There are 2 ways of importing files into the program. You can create a new session. It's a quick way of working with pictures right from your camera. With this option, you can create several additional file types for your original image. For example, you can get a high resolution TIFF for emailing, and low resolution one for sharing it on Facebook. You can export them into the library. It is nearly a home for your images. So, if you need them there, import pictures to a catalogue from your camera. And you'll get them there another time!
I can say that the process of pictures editing here is alike to polishing a diamond. I mean that you won't find healing brushes or the clone tool here, as it's a feature for making RAW images look perfect, and for other needs it's better to use Photoshop or Affinity.
If your image in not exposed correctly or there are some aberrations, Capture one pro will surely help. But before starting, please calibrate your screen in order to get the best results.
Capture one pro is more advanced tool than one that helps you to tune the saturation. It helps to adjust smoothness and lightness, hue, etc. There are so many details that make an image perfect, and this program gives you all of them. In addition, this application includes vignetting and HDR adjustment to make images look more outstanding.
Note, that you won't have a chance to apply lens correction, if you open a JPEG file in Capture one pro.
Capture one pro also gives you an opportunity to connect your camera to Mac that is useful for studio photographers.
7. Movavi Photo editor
As Lightroom and Aperture has already shown, there is a whole marketplace for apps for quick fixing of different issues.
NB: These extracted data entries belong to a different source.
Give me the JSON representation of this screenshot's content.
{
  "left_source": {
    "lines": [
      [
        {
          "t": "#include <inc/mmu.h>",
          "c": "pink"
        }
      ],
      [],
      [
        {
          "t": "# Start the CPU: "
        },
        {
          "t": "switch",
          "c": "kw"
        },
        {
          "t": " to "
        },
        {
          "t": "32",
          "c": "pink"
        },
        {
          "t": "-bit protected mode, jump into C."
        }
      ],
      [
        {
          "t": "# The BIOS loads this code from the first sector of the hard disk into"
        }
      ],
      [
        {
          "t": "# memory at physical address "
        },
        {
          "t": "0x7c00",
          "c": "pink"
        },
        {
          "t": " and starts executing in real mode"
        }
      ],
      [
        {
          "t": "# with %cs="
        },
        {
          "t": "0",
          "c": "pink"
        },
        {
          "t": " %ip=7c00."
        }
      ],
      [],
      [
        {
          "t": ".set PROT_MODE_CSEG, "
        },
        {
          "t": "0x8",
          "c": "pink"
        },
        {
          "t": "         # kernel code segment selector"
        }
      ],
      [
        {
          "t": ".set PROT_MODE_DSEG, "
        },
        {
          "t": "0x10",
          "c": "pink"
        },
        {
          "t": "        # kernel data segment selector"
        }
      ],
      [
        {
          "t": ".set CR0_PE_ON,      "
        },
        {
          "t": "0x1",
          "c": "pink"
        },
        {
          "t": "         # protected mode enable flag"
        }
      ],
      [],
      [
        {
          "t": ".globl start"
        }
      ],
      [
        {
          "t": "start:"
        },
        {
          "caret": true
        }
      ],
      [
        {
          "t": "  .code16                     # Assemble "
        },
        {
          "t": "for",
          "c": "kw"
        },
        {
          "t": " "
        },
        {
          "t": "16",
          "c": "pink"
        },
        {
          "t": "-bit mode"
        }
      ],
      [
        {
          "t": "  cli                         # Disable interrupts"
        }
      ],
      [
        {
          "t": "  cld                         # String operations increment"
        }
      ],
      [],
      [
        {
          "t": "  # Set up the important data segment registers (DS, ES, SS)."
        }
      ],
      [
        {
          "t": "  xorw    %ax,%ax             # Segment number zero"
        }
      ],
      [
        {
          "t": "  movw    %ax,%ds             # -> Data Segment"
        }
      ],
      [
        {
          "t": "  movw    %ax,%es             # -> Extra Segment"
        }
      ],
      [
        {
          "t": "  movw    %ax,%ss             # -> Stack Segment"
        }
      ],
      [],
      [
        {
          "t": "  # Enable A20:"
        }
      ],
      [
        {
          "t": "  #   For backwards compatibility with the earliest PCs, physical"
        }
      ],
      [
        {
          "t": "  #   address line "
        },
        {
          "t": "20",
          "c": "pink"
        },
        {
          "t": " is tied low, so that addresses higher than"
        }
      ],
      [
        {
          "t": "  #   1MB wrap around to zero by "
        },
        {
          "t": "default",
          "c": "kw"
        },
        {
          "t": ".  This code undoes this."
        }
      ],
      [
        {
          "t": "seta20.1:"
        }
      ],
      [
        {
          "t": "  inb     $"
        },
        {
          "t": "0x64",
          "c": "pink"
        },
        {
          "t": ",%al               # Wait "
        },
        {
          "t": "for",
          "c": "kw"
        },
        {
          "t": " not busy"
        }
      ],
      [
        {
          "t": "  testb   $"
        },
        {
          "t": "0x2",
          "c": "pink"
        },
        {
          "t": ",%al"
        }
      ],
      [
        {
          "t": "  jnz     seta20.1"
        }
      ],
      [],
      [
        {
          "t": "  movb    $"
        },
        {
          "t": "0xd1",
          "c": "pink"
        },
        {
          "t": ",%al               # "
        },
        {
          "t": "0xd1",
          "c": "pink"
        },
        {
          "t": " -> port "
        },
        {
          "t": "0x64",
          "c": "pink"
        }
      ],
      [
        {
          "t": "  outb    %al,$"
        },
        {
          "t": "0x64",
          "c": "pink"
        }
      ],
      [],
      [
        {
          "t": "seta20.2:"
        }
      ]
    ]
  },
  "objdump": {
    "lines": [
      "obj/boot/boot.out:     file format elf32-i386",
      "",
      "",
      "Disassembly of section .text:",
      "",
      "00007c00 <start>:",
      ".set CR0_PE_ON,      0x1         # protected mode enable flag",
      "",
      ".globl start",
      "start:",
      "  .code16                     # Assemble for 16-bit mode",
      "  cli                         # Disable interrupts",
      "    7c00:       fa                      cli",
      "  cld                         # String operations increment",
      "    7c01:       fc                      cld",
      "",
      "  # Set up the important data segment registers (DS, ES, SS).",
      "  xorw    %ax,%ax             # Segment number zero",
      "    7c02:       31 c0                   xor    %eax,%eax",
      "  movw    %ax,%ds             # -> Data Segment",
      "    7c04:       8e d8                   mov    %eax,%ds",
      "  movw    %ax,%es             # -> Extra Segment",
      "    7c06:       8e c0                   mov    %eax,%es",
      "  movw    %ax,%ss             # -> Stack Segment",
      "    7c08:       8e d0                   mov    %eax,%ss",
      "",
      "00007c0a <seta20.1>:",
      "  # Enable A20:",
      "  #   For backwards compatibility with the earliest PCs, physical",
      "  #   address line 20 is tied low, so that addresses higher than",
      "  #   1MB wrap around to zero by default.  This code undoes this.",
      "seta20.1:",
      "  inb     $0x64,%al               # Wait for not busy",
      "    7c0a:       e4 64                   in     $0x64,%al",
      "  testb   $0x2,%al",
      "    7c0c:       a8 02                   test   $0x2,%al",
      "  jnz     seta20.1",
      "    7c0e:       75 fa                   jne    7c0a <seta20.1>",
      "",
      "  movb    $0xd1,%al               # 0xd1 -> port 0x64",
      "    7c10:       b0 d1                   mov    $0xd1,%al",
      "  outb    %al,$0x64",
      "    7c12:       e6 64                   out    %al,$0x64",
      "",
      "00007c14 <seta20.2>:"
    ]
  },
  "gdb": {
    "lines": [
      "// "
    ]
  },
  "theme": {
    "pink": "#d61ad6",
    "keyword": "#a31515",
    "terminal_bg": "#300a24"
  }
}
They may be trivial mistakes and not perfect exposure
I can confess that the market is full of such one-click solutions, but I'd like to draw your attention to Movavi Photo Editor, as it has the same tools, but it's comfortable for professional work.
For example, the Object removal tool lets you define a certain area that needs to be removed or replaced. Magic wand selection will help to make it accurately. You'll get a perfect image, and nothing excess! Clone brush will help in fixing mistakes as well. The Variation slider will help to make your results more impressive.
Background removal isolated an object from everything else, but it needs you to define what you want to keep, and what you are willing to delete too. It can be done properly, if you zoom image, but still, I wasn't much impressed by this tool, as I think that it can be done in Photoshop easier and quicker.
There are other common tools in Movavi Photo editor, such as features for adjusting brightness and contrast, sharpness, exposure, and so on. It can also crop, rotate and resize images.
Filters here are alike Instagram's ones, but I can't say that using them can be called 'professionalism'.
What I didn't like about Movavi Photo editor is the fact that accidental dragging on a trackpad with two fingers makes the picture zoom widely. Unfortunately, I haven't found how I can turn off this feature. I also experienced some lagging of cursor in a couple of moments on my Mac with 16Gb RAM and it disappointed me a bit. So, I can say that it won't be enough for professional usage, but good enough for enthusiasts.